The Story of Patience

A man who is a master of patience is a master of everything else.  —George Savile

Nobody likes to wait – not really – not unless you have a super-equipped iPhone or tablet to read, email or text on to pass the time. But waiting is part of life, part of humbleness, and part of the antidote to the deadly sin of Wrath.

Chapter One:
Born from Hostility

Anger is not a sin. Anger is a chemical, bodily response to frustrating stimuli. You’re cut off in traffic, or you miss the nail with a hammer and hit your thumb – anything can set the adrenaline pumping, but this is a good and natural response to pain. Hostility is more like the deadly sin of Wrath because it pours out of a judgmental attitude. Hostility craves revenge – the slower and the colder the better – and pursues the kind of judgments that God alone is qualified to make. We will need to renounce our hostilities to move forward toward Patience. We will need to surrender all justice and judgment to God alone, and we will receive and remember God’s mercies to us when we too are deserving of his wrath.

Chapter Two: To Forgive

What is our Patience diet? What do we need to love more than revenge or personal justice in order to grow truly patient? If we can learn to love some-thing more than our own need for justice, then we have a good chance of growing out of our hostility. We can start by remembering how much our own sin has grieved the heart of God and how Christ took all the revenge upon himself. God forgives us and we must learn to forgive each other. There are no exceptions to this rule.

Matthew 6: 14-15: For if you forgive others their trespasses, your heavenly Father will also forgive you, but if you do not forgive others their trespasses, neither will your Father forgive your trespasses.

Our task is to live the new life in the Spirit rather than life in the flesh. We seek to let God’s judgment suffice for all things, and let his Word feed us lead us to forgive.

Chapters Three & Four:
Cheek-Turning

So what does Patience really look like as we try to live it out day to day? We see it in people who are not slaves to anger – people who are temperate and mindful of the good of others, even above their own good.

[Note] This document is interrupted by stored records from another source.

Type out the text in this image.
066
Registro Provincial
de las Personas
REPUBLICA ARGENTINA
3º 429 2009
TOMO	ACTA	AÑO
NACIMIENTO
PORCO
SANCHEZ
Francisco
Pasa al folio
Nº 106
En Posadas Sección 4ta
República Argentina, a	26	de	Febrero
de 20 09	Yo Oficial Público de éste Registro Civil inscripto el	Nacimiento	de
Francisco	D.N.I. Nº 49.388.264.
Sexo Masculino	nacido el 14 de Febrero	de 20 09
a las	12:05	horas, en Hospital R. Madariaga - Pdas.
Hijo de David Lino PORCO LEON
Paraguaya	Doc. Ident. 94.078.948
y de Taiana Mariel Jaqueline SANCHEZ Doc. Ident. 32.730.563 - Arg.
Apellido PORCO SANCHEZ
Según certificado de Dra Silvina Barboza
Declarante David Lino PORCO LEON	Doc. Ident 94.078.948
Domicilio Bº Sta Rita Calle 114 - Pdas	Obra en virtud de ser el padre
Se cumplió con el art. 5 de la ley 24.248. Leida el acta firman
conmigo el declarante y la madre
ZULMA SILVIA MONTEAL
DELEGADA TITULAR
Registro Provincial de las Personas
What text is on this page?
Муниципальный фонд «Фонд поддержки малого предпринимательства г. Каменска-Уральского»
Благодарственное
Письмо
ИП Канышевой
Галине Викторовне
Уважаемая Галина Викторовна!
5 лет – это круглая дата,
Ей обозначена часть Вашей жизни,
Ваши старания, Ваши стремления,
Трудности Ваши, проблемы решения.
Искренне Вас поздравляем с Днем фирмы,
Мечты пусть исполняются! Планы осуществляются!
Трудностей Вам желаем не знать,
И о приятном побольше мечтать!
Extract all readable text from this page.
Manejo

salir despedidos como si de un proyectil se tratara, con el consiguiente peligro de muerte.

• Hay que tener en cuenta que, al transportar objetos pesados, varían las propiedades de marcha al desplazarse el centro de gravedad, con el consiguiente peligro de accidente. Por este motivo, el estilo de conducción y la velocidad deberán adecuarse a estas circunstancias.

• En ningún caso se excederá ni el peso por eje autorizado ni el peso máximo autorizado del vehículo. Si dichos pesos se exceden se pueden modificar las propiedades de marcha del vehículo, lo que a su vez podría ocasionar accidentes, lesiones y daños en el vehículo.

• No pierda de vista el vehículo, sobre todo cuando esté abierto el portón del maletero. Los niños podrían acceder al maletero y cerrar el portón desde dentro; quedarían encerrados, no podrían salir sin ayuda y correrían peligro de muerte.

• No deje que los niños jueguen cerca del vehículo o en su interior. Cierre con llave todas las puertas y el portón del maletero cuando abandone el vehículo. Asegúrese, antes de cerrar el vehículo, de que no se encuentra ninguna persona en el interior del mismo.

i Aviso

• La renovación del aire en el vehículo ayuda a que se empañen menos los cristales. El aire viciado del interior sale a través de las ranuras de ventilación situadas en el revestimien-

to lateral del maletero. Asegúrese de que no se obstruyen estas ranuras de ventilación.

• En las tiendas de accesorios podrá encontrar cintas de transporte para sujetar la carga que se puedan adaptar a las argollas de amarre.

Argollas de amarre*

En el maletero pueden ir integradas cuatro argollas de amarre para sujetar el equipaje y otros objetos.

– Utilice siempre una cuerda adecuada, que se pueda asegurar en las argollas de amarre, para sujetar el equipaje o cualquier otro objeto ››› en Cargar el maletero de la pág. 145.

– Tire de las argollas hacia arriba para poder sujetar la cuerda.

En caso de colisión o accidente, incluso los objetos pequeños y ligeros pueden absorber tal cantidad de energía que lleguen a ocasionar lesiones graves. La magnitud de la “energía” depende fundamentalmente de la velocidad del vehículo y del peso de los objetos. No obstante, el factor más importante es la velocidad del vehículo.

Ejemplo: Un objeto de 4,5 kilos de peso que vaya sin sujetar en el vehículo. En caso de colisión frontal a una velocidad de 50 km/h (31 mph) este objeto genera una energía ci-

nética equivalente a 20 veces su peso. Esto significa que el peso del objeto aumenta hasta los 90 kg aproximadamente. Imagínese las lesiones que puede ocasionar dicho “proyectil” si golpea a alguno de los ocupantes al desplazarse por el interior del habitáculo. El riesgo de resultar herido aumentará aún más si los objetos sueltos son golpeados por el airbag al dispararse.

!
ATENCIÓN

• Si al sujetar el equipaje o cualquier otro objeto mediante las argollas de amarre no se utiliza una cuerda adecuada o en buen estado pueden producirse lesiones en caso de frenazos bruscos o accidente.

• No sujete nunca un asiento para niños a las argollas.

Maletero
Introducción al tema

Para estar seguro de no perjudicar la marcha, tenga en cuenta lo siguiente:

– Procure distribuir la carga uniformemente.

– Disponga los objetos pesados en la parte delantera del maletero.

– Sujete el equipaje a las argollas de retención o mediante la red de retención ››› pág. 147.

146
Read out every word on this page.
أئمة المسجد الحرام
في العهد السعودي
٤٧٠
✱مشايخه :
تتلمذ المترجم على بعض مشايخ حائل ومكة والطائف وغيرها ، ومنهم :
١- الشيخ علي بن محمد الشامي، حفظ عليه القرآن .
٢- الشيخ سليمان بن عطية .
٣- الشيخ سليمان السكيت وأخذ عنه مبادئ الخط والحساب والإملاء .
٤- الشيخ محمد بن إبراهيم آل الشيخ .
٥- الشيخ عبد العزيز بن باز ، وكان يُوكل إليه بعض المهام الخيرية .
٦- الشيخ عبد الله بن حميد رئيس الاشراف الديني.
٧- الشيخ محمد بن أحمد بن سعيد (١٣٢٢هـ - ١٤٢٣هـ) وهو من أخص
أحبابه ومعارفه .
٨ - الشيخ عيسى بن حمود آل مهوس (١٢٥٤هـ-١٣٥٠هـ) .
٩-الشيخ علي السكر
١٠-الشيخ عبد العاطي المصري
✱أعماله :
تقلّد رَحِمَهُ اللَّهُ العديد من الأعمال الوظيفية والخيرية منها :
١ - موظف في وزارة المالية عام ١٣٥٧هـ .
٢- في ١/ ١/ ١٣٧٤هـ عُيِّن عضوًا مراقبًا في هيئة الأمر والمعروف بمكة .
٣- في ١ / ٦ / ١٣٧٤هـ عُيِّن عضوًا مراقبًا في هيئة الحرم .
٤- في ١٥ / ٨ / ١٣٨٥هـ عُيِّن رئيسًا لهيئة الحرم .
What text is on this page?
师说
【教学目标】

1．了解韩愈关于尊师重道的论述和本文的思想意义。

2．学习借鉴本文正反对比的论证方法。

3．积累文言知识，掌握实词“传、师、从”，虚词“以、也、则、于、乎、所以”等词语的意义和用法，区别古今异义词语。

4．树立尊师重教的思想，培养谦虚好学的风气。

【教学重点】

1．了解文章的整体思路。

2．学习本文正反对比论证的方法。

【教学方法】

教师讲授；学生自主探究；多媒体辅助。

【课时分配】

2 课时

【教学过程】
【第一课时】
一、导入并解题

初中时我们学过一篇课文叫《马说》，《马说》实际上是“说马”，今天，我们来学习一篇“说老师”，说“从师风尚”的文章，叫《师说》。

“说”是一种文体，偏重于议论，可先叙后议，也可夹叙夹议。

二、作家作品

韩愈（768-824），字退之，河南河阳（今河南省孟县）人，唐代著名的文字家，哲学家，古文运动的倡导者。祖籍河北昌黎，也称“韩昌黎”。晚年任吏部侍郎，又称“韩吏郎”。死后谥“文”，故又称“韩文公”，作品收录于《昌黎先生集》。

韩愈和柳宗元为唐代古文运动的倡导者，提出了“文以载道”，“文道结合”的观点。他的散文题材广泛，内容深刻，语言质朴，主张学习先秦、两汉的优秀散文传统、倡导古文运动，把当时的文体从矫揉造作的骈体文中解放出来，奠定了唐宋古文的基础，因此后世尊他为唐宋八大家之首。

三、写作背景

When Jesus instructs us to turn the other cheek when struck, it is a clear affront to our natrual reactions. We pursue a different way of looking at the world and being in it. We look at things as Christ calls us to see them and not as we would simply like to do. We are on a path from dog-eat-dog competition toward the kind of mercy that God shows to us. Our credo is not to get even or to get the other guy before he gets you, but rather to love all and serve all in Jesus’ name. This difference – this different way of looking at life and being in the world – is not something we do by ourselves alone; it is something we seek for the whole Church and our congregation in particular. We learn to recognize Patience as practiced by our brothers and sisters and to encourage it wherever it is found. We affirm and applaud those who are naturally-gifted with Patience and point them out to our young as examples of what we all hope to become.

Chapter Five: In His Time

Christianity is built upon Patience as much as any other faith system or ideology, perhaps moreso. Nearly 2,000 years ago, Jesus promised he would return and said that he would do so soon. The Church has been waiting for his return ever since. Generations and centuries have come and gone, and the Church has persisted in its mission undaunted and without losing the least bit of faith. To wait is to confess that God alone is in control and that God alone will say when time is time enough. Our work is set before us: we are to proclaim the good news of Jesus’ love and forgiveness until there is no one left who hasn’t heard the story. As we wait and work, we rejoice in the hope of God’s promises being finally fulfilled.

Waiting may be difficult, but what of it? Even the word itself – patience – comes from the Greek word which is literally long-suffering.

Patience keeps us depending on something other than our own time tables, our own agendas, our own goals and plans for the future; and instead, we live this life in faithfulness toward God’s promised kingdom, which we believe will arrive when the time is right –in God’s own time. On that day, we will all understand.